(1) A mispronunciation, used in polite company of the term "ball-assed".
Ball-assedness is the condition an otherwise fit, sleek and shiny mega-thru-hiker gets into after spending too many months off the trail, in town, at home, in front of the TV, eating crunchy salty snacks and over-replenishing the body's delicate electrolyte balance with uncountable cans of beer.
If you aren't now and never have been a mega-thru-hiker then it probably describes you too.
Roll on outta that chair and do some hiking. Or get me a beer too, 'K?
(2) Crushed rock, the original crunchy stuff.
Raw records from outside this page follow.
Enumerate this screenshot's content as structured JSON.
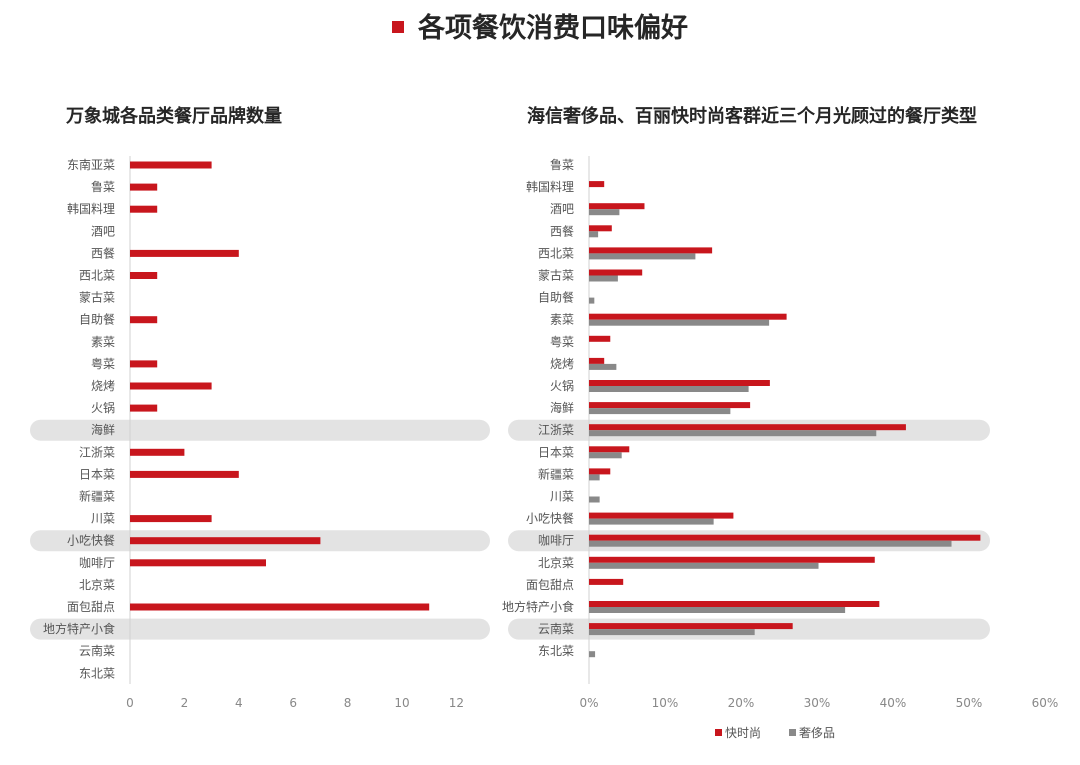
{
  "header": {
    "title": "各项餐饮消费口味偏好"
  },
  "colors": {
    "accent": "#c8161d",
    "gray": "#898989",
    "highlight": "#e3e3e3"
  },
  "chart_data": [
    {
      "type": "bar",
      "orientation": "horizontal",
      "title": "万象城各品类餐厅品牌数量",
      "xlim": [
        0,
        12
      ],
      "xticks": [
        0,
        2,
        4,
        6,
        8,
        10,
        12
      ],
      "categories": [
        "东南亚菜",
        "鲁菜",
        "韩国料理",
        "酒吧",
        "西餐",
        "西北菜",
        "蒙古菜",
        "自助餐",
        "素菜",
        "粤菜",
        "烧烤",
        "火锅",
        "海鲜",
        "江浙菜",
        "日本菜",
        "新疆菜",
        "川菜",
        "小吃快餐",
        "咖啡厅",
        "北京菜",
        "面包甜点",
        "地方特产小食",
        "云南菜",
        "东北菜"
      ],
      "values": [
        3,
        1,
        1,
        0,
        4,
        1,
        0,
        1,
        0,
        1,
        3,
        1,
        0,
        2,
        4,
        0,
        3,
        7,
        5,
        0,
        11,
        0,
        0,
        0
      ],
      "highlighted": [
        "海鲜",
        "小吃快餐",
        "地方特产小食"
      ]
    },
    {
      "type": "bar",
      "orientation": "horizontal",
      "title": "海信奢侈品、百丽快时尚客群近三个月光顾过的餐厅类型",
      "xlim": [
        0,
        60
      ],
      "xticks": [
        "0%",
        "10%",
        "20%",
        "30%",
        "40%",
        "50%",
        "60%"
      ],
      "categories": [
        "鲁菜",
        "韩国料理",
        "酒吧",
        "西餐",
        "西北菜",
        "蒙古菜",
        "自助餐",
        "素菜",
        "粤菜",
        "烧烤",
        "火锅",
        "海鲜",
        "江浙菜",
        "日本菜",
        "新疆菜",
        "川菜",
        "小吃快餐",
        "咖啡厅",
        "北京菜",
        "面包甜点",
        "地方特产小食",
        "云南菜",
        "东北菜"
      ],
      "series": [
        {
          "name": "快时尚",
          "values": [
            0,
            2,
            7.3,
            3,
            16.2,
            7,
            0,
            26,
            2.8,
            2,
            23.8,
            21.2,
            41.7,
            5.3,
            2.8,
            0,
            19,
            51.5,
            37.6,
            4.5,
            38.2,
            26.8,
            0
          ]
        },
        {
          "name": "奢侈品",
          "values": [
            0,
            0,
            4,
            1.2,
            14,
            3.8,
            0.7,
            23.7,
            0,
            3.6,
            21,
            18.6,
            37.8,
            4.3,
            1.4,
            1.4,
            16.4,
            47.7,
            30.2,
            0,
            33.7,
            21.8,
            0.8
          ]
        }
      ],
      "highlighted": [
        "江浙菜",
        "咖啡厅",
        "云南菜"
      ],
      "legend_position": "bottom-right"
    }
  ]
}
It goes under railroad rails, and then it's called ballast.
First comes the road bed, an elevated surface, then the ballast, then the ties, then the rails, then lots of noisy trains.
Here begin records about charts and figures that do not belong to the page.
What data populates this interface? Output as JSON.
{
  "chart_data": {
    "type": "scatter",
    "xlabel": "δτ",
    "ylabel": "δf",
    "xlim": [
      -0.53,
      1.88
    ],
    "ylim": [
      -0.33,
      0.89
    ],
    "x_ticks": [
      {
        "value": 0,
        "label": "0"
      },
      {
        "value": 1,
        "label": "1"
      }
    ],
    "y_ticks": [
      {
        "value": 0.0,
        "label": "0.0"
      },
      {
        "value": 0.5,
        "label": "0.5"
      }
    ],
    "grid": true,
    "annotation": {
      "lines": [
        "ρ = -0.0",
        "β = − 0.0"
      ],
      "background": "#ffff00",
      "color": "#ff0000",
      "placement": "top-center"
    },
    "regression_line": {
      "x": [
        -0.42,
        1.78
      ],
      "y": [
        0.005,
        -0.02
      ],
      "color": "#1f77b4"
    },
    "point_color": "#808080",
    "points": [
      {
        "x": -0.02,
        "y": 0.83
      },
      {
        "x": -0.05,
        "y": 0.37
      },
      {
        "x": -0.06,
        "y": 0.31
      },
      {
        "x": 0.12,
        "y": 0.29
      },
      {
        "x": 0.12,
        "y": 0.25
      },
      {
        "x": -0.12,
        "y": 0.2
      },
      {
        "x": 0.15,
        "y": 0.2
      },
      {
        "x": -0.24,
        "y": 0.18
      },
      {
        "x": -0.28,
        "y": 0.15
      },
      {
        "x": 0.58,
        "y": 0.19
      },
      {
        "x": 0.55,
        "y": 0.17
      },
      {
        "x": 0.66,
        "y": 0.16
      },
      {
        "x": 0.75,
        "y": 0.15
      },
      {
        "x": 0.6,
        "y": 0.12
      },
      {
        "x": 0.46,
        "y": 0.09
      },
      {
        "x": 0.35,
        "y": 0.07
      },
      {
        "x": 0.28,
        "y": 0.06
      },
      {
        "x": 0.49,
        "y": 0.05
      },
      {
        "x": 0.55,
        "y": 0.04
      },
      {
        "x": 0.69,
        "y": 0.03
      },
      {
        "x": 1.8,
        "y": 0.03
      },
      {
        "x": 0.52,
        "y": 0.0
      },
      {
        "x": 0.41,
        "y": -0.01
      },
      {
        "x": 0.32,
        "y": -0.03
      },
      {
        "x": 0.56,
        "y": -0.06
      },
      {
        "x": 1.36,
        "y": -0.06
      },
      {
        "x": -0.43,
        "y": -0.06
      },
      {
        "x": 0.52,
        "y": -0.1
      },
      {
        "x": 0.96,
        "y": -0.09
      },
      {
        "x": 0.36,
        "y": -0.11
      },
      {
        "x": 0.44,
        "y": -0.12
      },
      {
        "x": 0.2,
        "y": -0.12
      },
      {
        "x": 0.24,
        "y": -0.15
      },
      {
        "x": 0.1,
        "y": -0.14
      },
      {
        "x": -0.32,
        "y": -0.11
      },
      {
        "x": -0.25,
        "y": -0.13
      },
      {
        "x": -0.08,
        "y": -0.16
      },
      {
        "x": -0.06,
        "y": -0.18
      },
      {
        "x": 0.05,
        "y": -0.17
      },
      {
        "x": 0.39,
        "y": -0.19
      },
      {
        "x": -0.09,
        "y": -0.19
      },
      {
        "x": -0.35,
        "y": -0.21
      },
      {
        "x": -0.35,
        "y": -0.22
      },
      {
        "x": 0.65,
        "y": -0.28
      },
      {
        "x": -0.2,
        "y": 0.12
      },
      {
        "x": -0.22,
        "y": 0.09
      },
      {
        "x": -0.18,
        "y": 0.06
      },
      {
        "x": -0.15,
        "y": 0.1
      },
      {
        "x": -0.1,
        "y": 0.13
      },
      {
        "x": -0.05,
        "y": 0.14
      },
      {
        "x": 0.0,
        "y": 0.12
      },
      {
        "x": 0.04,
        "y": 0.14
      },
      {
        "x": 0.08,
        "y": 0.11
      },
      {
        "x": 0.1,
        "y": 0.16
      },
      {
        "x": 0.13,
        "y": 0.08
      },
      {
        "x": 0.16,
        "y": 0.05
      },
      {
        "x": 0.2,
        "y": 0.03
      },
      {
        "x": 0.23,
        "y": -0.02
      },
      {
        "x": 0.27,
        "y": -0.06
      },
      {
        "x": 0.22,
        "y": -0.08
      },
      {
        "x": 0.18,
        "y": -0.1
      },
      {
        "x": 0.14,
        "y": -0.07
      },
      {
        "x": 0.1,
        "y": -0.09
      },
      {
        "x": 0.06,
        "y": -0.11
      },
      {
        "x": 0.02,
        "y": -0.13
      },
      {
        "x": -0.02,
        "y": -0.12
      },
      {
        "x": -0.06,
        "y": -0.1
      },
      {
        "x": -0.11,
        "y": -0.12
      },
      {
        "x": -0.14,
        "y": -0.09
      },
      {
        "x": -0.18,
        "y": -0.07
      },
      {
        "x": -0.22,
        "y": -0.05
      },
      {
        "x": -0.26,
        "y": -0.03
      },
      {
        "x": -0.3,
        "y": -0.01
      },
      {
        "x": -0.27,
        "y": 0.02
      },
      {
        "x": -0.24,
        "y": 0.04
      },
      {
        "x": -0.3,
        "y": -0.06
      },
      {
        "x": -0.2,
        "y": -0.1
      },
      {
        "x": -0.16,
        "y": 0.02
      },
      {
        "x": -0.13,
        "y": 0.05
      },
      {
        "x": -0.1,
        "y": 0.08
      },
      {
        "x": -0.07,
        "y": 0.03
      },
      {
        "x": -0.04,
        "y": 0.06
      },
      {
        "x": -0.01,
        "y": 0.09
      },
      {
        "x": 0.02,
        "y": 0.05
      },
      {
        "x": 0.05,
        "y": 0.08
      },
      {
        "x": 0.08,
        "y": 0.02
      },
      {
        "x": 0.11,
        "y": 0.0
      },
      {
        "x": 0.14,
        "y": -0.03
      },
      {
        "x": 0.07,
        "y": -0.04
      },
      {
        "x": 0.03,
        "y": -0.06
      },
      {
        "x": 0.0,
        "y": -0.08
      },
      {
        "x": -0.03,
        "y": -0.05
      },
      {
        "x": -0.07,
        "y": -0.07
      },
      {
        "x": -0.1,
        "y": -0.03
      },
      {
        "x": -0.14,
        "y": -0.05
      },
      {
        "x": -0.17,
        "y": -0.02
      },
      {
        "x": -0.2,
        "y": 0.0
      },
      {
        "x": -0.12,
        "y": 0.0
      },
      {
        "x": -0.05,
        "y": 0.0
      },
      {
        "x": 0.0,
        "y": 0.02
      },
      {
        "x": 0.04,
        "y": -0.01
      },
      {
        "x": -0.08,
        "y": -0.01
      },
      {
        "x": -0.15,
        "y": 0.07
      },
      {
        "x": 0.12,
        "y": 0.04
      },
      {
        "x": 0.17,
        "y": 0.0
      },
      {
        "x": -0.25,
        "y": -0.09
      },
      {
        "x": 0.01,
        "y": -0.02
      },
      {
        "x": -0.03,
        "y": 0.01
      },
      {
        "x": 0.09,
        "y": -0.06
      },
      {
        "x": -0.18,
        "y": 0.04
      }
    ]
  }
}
The road bed is elevated to provide good drainage, and as a way of keeping the railway nearly level (trains don't like to go up or down steep hills).
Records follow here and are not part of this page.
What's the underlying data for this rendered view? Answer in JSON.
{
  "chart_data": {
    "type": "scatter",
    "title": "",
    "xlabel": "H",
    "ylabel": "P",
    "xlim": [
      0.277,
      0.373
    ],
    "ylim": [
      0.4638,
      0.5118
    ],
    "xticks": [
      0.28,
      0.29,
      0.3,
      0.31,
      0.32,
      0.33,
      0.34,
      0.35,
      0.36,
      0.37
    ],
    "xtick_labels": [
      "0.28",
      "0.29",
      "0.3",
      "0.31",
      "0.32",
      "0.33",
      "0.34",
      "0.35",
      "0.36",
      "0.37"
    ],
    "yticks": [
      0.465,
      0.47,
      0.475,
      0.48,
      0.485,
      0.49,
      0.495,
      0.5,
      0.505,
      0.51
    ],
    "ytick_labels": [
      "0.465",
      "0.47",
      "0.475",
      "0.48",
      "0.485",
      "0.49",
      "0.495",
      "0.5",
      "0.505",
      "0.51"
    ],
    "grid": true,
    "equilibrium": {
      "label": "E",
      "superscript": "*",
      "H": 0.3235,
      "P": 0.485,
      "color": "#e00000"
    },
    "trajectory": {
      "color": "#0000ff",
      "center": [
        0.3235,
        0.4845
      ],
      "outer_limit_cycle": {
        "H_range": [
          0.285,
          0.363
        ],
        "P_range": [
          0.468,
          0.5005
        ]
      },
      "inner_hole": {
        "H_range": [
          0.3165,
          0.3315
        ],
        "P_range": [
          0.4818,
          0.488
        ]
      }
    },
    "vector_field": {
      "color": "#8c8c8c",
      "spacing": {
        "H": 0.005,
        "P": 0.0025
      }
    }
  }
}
Crushed rock is used as ballast because it drains water well, helps to spread the train's weight, and allows the track to settle in, while keeping down grass and weeds.
We should all be so perfect.
Hikers know ballast mostly from greenways, the conversion of old railroad rights-of-way into those peculiar linear parks.
Get to one before it's been paved and you'll see the ballast quietly hiding down there, dreaming of past glory.